October 21, 2009

Important Books

I was listening to a radio show about books that changed people’s lives. The interviews were funny, profound, moving, and interesting. It made me wonder whether there was a book that had changed my own life. I’m not sure I could name one but there are three books that have somehow have stayed with me from childhood.

One is a book I first heard when my mother read it to her fourth grade classroom after lunch. It was a small school with one teacher per grade so I was in her class, that year and the next in a different school. Every day, she read to us. Some of the kids listened, some put their heads down on the hard wooden desks and had a nap, some probably daydreamed about being somewhere other than school with its smell of banana oil, chalk dust, and warm sweaty children. But I listened to the stories. One of the books she read to us was On to Oregon by Honore Morrow. It is the story of a 12 or 13 year old boy and his family who set out to travel cross-country in a covered wagon. I can’t remember now if they were part of a wagon train or not, but at some point they ended up traveling alone, and both parents died. The boy, John, got his brothers and sisters over the mountains and finally to Oregon. It was a story of hardship and heroism, of stunning self-sufficiency. And I loved it.

The second book was one I read myself: The Boxcar Children. I don’t remember much about the specifics, except that a group of orphaned children basically lived on their own in an abandoned boxcar, foraging for food, furnishing the place, and supporting themselves. They made a home in the boxcar, cooked their food, and stayed together. It is the kind of thing that was perhaps plausible in the 1920s or 1930s when the book was written but certainly not now. I was fascinated by their self-reliance, their ability to function in a world with no adults. The story is kind of a precursor to Charlie Brown, where the children are the major characters and the adults are shadowy figures whose unintelligible words float over the children's heads while they live their own full and wonderful world with its own woes and drama.

The last book was one I kept checked out of the county library for weeks at a time.
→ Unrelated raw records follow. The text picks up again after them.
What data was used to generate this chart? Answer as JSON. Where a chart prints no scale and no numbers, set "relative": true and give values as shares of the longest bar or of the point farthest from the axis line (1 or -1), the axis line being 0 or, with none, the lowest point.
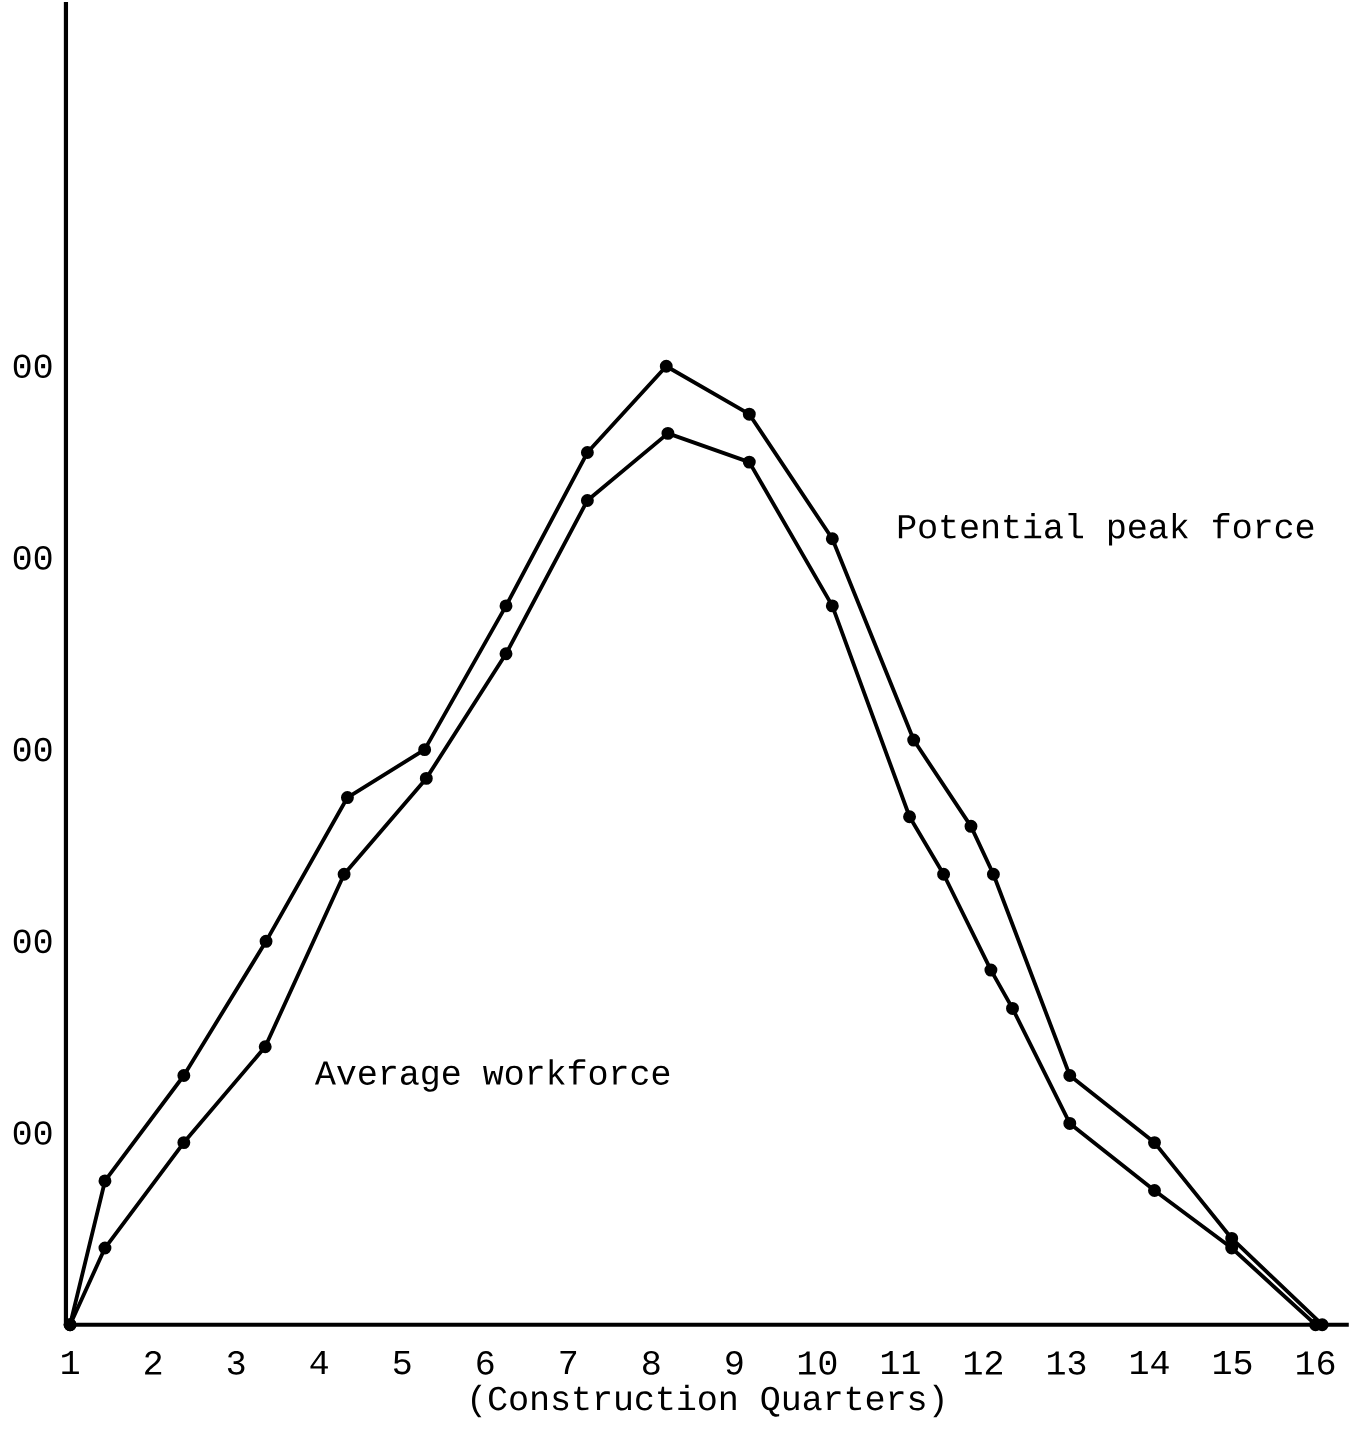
{
  "chart_data": {
    "type": "line",
    "xlabel": "(Construction Quarters)",
    "relative": true,
    "xlim": [
      0.95,
      16.4
    ],
    "xticks": [
      1,
      2,
      3,
      4,
      5,
      6,
      7,
      8,
      9,
      10,
      11,
      12,
      13,
      14,
      15,
      16
    ],
    "annotations": [
      "00",
      "00",
      "00",
      "00",
      "00"
    ],
    "marker": "circle",
    "line_style": "solid",
    "grid": false,
    "legend": false,
    "series": [
      {
        "name": "Potential peak force",
        "color": "#000000",
        "x": [
          1.0,
          1.42,
          2.37,
          3.36,
          4.34,
          5.27,
          6.25,
          7.23,
          8.18,
          9.18,
          10.18,
          11.16,
          11.85,
          12.12,
          13.04,
          14.06,
          14.99,
          16.08
        ],
        "values": [
          0,
          0.15,
          0.26,
          0.4,
          0.55,
          0.6,
          0.75,
          0.91,
          1,
          0.95,
          0.82,
          0.61,
          0.52,
          0.47,
          0.26,
          0.19,
          0.09,
          0
        ]
      },
      {
        "name": "Average workforce",
        "color": "#000000",
        "x": [
          1.0,
          1.42,
          2.37,
          3.35,
          4.3,
          5.29,
          6.25,
          7.23,
          8.2,
          9.18,
          10.18,
          11.11,
          11.52,
          12.09,
          12.35,
          13.04,
          14.06,
          14.99,
          16.0
        ],
        "values": [
          0,
          0.08,
          0.19,
          0.29,
          0.47,
          0.57,
          0.7,
          0.86,
          0.93,
          0.9,
          0.75,
          0.53,
          0.47,
          0.37,
          0.33,
          0.21,
          0.14,
          0.08,
          0
        ]
      }
    ]
  }
}
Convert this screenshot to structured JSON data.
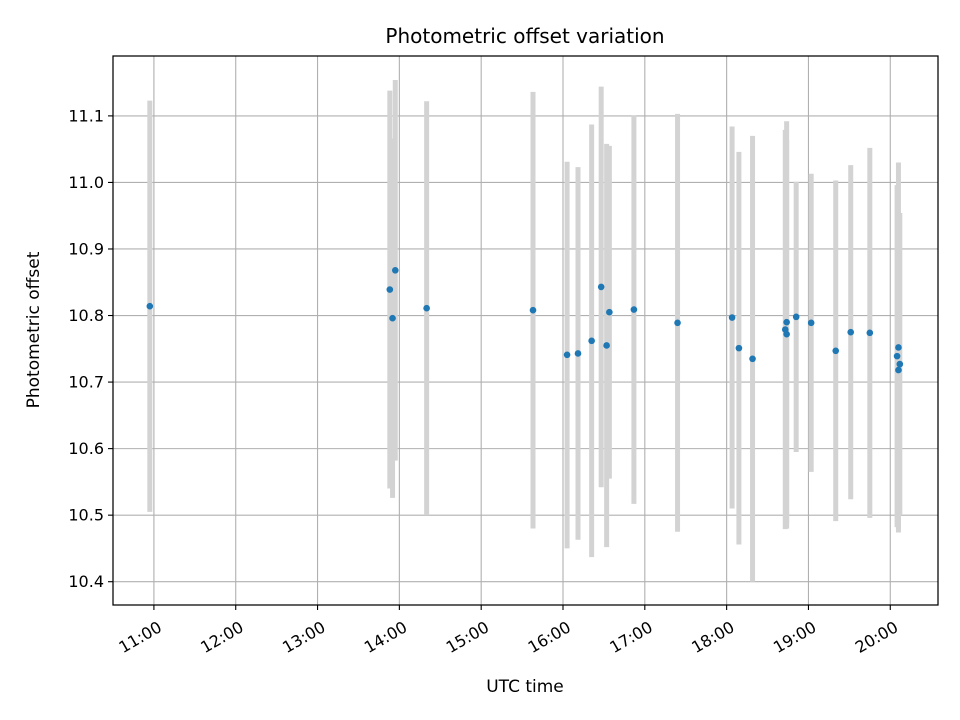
{
  "chart_data": {
    "type": "scatter",
    "title": "Photometric offset variation",
    "xlabel": "UTC time",
    "ylabel": "Photometric offset",
    "x_unit": "hours UTC",
    "xlim": [
      "10:30",
      "20:35"
    ],
    "ylim": [
      10.365,
      11.19
    ],
    "xticks": [
      "11:00",
      "12:00",
      "13:00",
      "14:00",
      "15:00",
      "16:00",
      "17:00",
      "18:00",
      "19:00",
      "20:00"
    ],
    "yticks": [
      "10.4",
      "10.5",
      "10.6",
      "10.7",
      "10.8",
      "10.9",
      "11.0",
      "11.1"
    ],
    "grid": true,
    "colors": {
      "point": "#1f77b4",
      "errorbar": "#d3d3d3",
      "grid": "#b0b0b0"
    },
    "points": [
      {
        "x": "10:57",
        "y": 10.814,
        "ylow": 10.505,
        "yhigh": 11.123
      },
      {
        "x": "13:53",
        "y": 10.839,
        "ylow": 10.54,
        "yhigh": 11.138
      },
      {
        "x": "13:55",
        "y": 10.796,
        "ylow": 10.526,
        "yhigh": 11.066
      },
      {
        "x": "13:57",
        "y": 10.868,
        "ylow": 10.582,
        "yhigh": 11.154
      },
      {
        "x": "14:20",
        "y": 10.811,
        "ylow": 10.5,
        "yhigh": 11.122
      },
      {
        "x": "15:38",
        "y": 10.808,
        "ylow": 10.48,
        "yhigh": 11.136
      },
      {
        "x": "16:03",
        "y": 10.741,
        "ylow": 10.45,
        "yhigh": 11.031
      },
      {
        "x": "16:11",
        "y": 10.743,
        "ylow": 10.463,
        "yhigh": 11.023
      },
      {
        "x": "16:21",
        "y": 10.762,
        "ylow": 10.437,
        "yhigh": 11.087
      },
      {
        "x": "16:28",
        "y": 10.843,
        "ylow": 10.542,
        "yhigh": 11.144
      },
      {
        "x": "16:32",
        "y": 10.755,
        "ylow": 10.452,
        "yhigh": 11.058
      },
      {
        "x": "16:34",
        "y": 10.805,
        "ylow": 10.555,
        "yhigh": 11.055
      },
      {
        "x": "16:52",
        "y": 10.809,
        "ylow": 10.517,
        "yhigh": 11.101
      },
      {
        "x": "17:24",
        "y": 10.789,
        "ylow": 10.475,
        "yhigh": 11.103
      },
      {
        "x": "18:04",
        "y": 10.797,
        "ylow": 10.51,
        "yhigh": 11.084
      },
      {
        "x": "18:09",
        "y": 10.751,
        "ylow": 10.456,
        "yhigh": 11.046
      },
      {
        "x": "18:19",
        "y": 10.735,
        "ylow": 10.4,
        "yhigh": 11.07
      },
      {
        "x": "18:43",
        "y": 10.779,
        "ylow": 10.479,
        "yhigh": 11.079
      },
      {
        "x": "18:44",
        "y": 10.772,
        "ylow": 10.48,
        "yhigh": 11.064
      },
      {
        "x": "18:44",
        "y": 10.79,
        "ylow": 10.488,
        "yhigh": 11.092
      },
      {
        "x": "18:51",
        "y": 10.798,
        "ylow": 10.595,
        "yhigh": 11.001
      },
      {
        "x": "19:02",
        "y": 10.789,
        "ylow": 10.565,
        "yhigh": 11.013
      },
      {
        "x": "19:20",
        "y": 10.747,
        "ylow": 10.491,
        "yhigh": 11.003
      },
      {
        "x": "19:31",
        "y": 10.775,
        "ylow": 10.524,
        "yhigh": 11.026
      },
      {
        "x": "19:45",
        "y": 10.774,
        "ylow": 10.496,
        "yhigh": 11.052
      },
      {
        "x": "20:05",
        "y": 10.739,
        "ylow": 10.482,
        "yhigh": 10.996
      },
      {
        "x": "20:06",
        "y": 10.752,
        "ylow": 10.474,
        "yhigh": 11.03
      },
      {
        "x": "20:06",
        "y": 10.718,
        "ylow": 10.48,
        "yhigh": 10.956
      },
      {
        "x": "20:07",
        "y": 10.727,
        "ylow": 10.5,
        "yhigh": 10.954
      }
    ]
  }
}
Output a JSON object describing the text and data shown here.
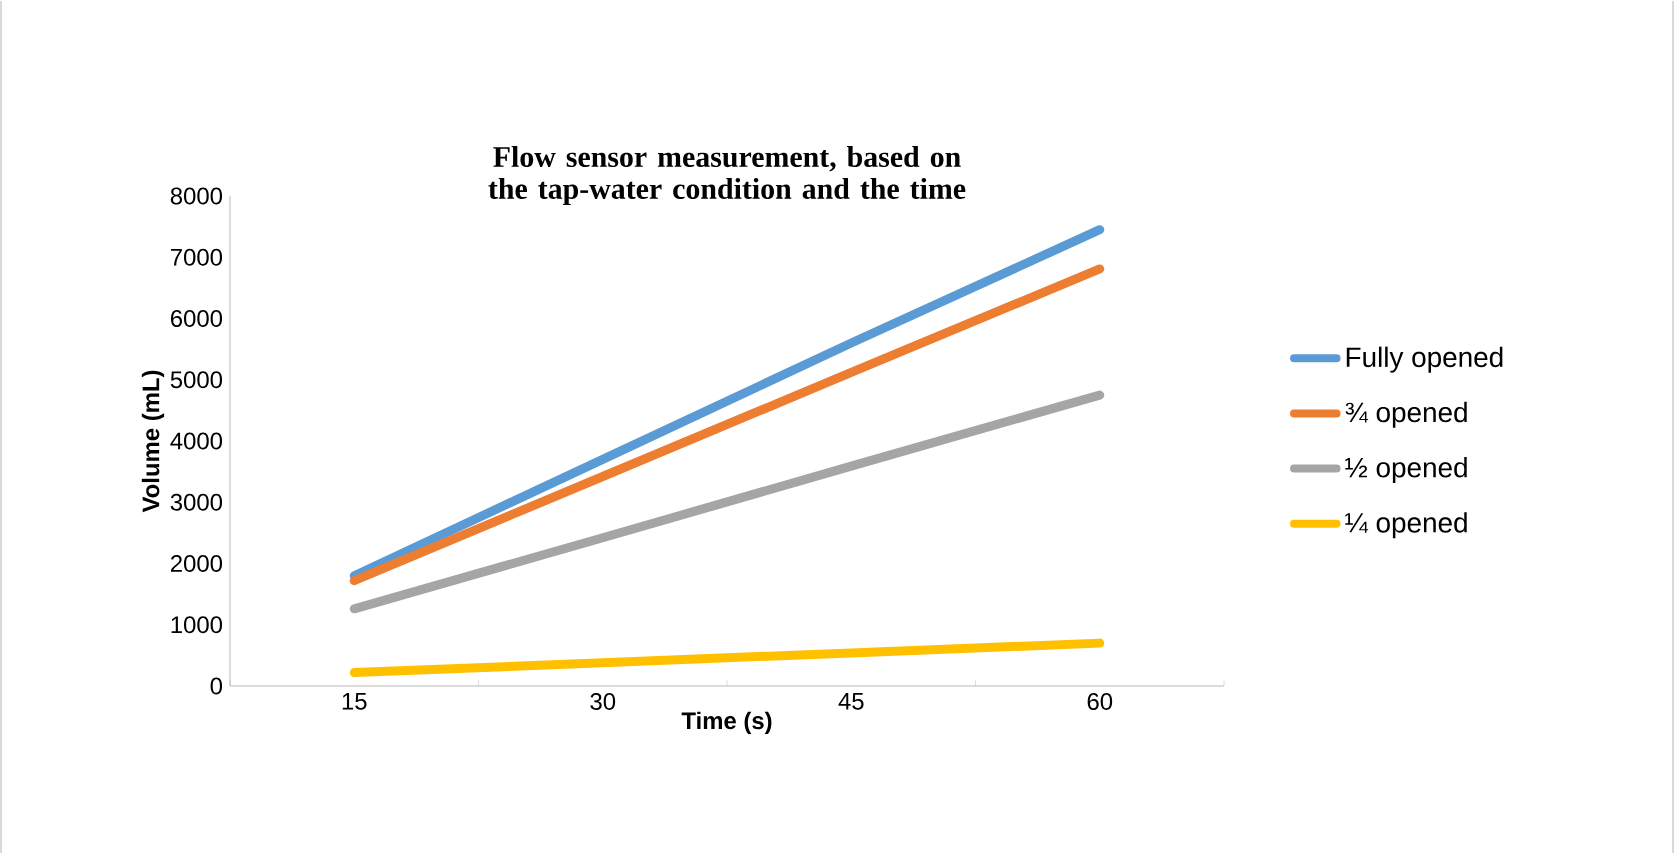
{
  "chart_data": {
    "type": "line",
    "title": "Flow sensor measurement, based on the tap-water condition and the time",
    "xlabel": "Time (s)",
    "ylabel": "Volume (mL)",
    "categories": [
      "15",
      "30",
      "45",
      "60"
    ],
    "series": [
      {
        "name": "Fully opened",
        "color": "#5b9bd5",
        "values": [
          1800,
          3700,
          5600,
          7450
        ]
      },
      {
        "name": "¾ opened",
        "color": "#ed7d31",
        "values": [
          1720,
          3420,
          5120,
          6810
        ]
      },
      {
        "name": "½ opened",
        "color": "#a5a5a5",
        "values": [
          1260,
          2420,
          3590,
          4750
        ]
      },
      {
        "name": "¼ opened",
        "color": "#ffc000",
        "values": [
          220,
          380,
          540,
          700
        ]
      }
    ],
    "ylim": [
      0,
      8000
    ],
    "yticks": [
      0,
      1000,
      2000,
      3000,
      4000,
      5000,
      6000,
      7000,
      8000
    ],
    "grid": false,
    "legend": "right",
    "marker": "none",
    "line_style": "solid"
  }
}
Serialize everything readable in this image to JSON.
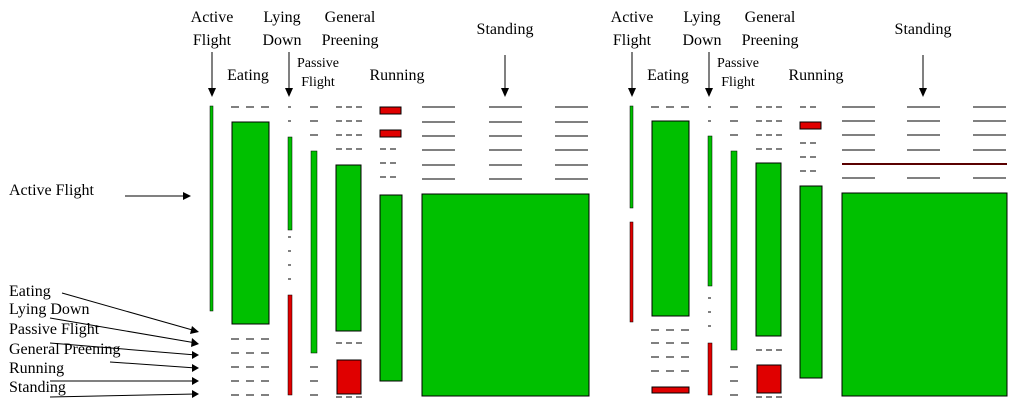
{
  "colors": {
    "green": "#00c000",
    "red": "#e00000",
    "dark_red": "#5a0000",
    "outline": "#000000",
    "text": "#000000"
  },
  "panels": [
    {
      "id": "left",
      "column_labels": [
        {
          "key": "active-flight",
          "lines": [
            "Active",
            "Flight"
          ]
        },
        {
          "key": "eating",
          "lines": [
            "Eating"
          ]
        },
        {
          "key": "lying-down",
          "lines": [
            "Lying",
            "Down"
          ]
        },
        {
          "key": "passive-flight",
          "lines": [
            "Passive",
            "Flight"
          ]
        },
        {
          "key": "general-preening",
          "lines": [
            "General",
            "Preening"
          ]
        },
        {
          "key": "running",
          "lines": [
            "Running"
          ]
        },
        {
          "key": "standing",
          "lines": [
            "Standing"
          ]
        }
      ]
    },
    {
      "id": "right",
      "column_labels": [
        {
          "key": "active-flight",
          "lines": [
            "Active",
            "Flight"
          ]
        },
        {
          "key": "eating",
          "lines": [
            "Eating"
          ]
        },
        {
          "key": "lying-down",
          "lines": [
            "Lying",
            "Down"
          ]
        },
        {
          "key": "passive-flight",
          "lines": [
            "Passive",
            "Flight"
          ]
        },
        {
          "key": "general-preening",
          "lines": [
            "General",
            "Preening"
          ]
        },
        {
          "key": "running",
          "lines": [
            "Running"
          ]
        },
        {
          "key": "standing",
          "lines": [
            "Standing"
          ]
        }
      ]
    }
  ],
  "row_labels": [
    {
      "key": "active-flight",
      "text": "Active Flight"
    },
    {
      "key": "eating",
      "text": "Eating"
    },
    {
      "key": "lying-down",
      "text": "Lying Down"
    },
    {
      "key": "passive-flight",
      "text": "Passive Flight"
    },
    {
      "key": "general-preening",
      "text": "General Preening"
    },
    {
      "key": "running",
      "text": "Running"
    },
    {
      "key": "standing",
      "text": "Standing"
    }
  ]
}
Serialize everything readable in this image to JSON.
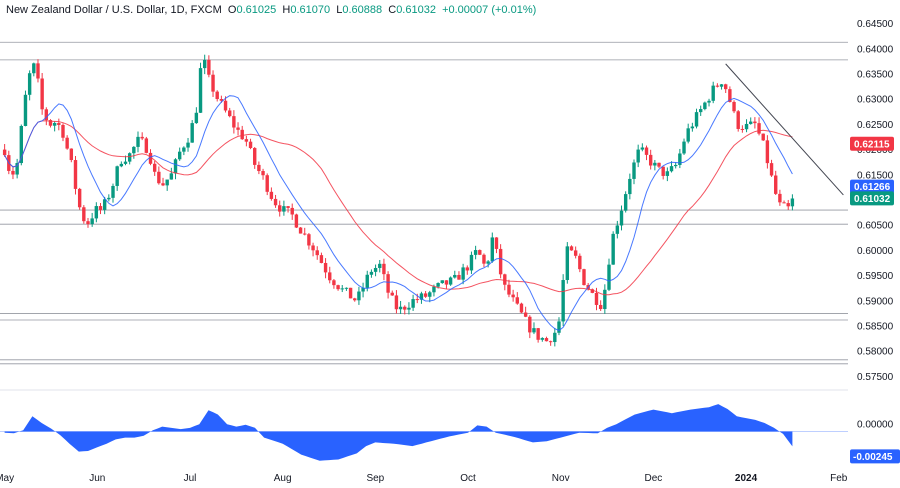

Lucky Mrs. Ticklefeather (which I remember as Mrs. Ticklefeather and Puffin Paul) was a most unlikely book to catch the fancy of a child growing up on a farm. The lead character was “a very thin old lady with a good sized feather in her hat” who lived in a high-rise apartment – something I had never seen in my whole life. She had been married (Mrs.) but there was no Mr. Ticklefeather. Instead, she lived with a puffin – another thing I had never seen. “Mrs. Ticklefeather and Paul were very fond of each other.” And she was also very fond of sunflowers. So one day Paul set out to get her a sunflower. She was distressed about his absence and called the police to find him. The story is all about the search for Paul, culminating in his rescue from certain death – holding a sunflower in his puffin beak -- by the police officer. All is happy at the end is when Paul returns home with the sunflower, and he and Mrs. Ticklefeather are reunited.

What made me love this story so much that even today I am occasionally referred to in my family as “Mrs. Ticklefeather?” I’m not sure. It is interesting to me, in retrospect, that the woman lives on her own in a city (as I do), is closely connected to the police (as I am), cherishes a non-human creature (in my case, Mr. Manny), and considers herself very, very, very, very lucky. Maybe this little book is not one that changed my life so much as one that foretold important pieces of it. And it is especially wonderful that my mother searched for years for a copy for me so that now I can read it any time I want without having to check it our from the county library. Lucky Mrs. Ticklefeather indeed!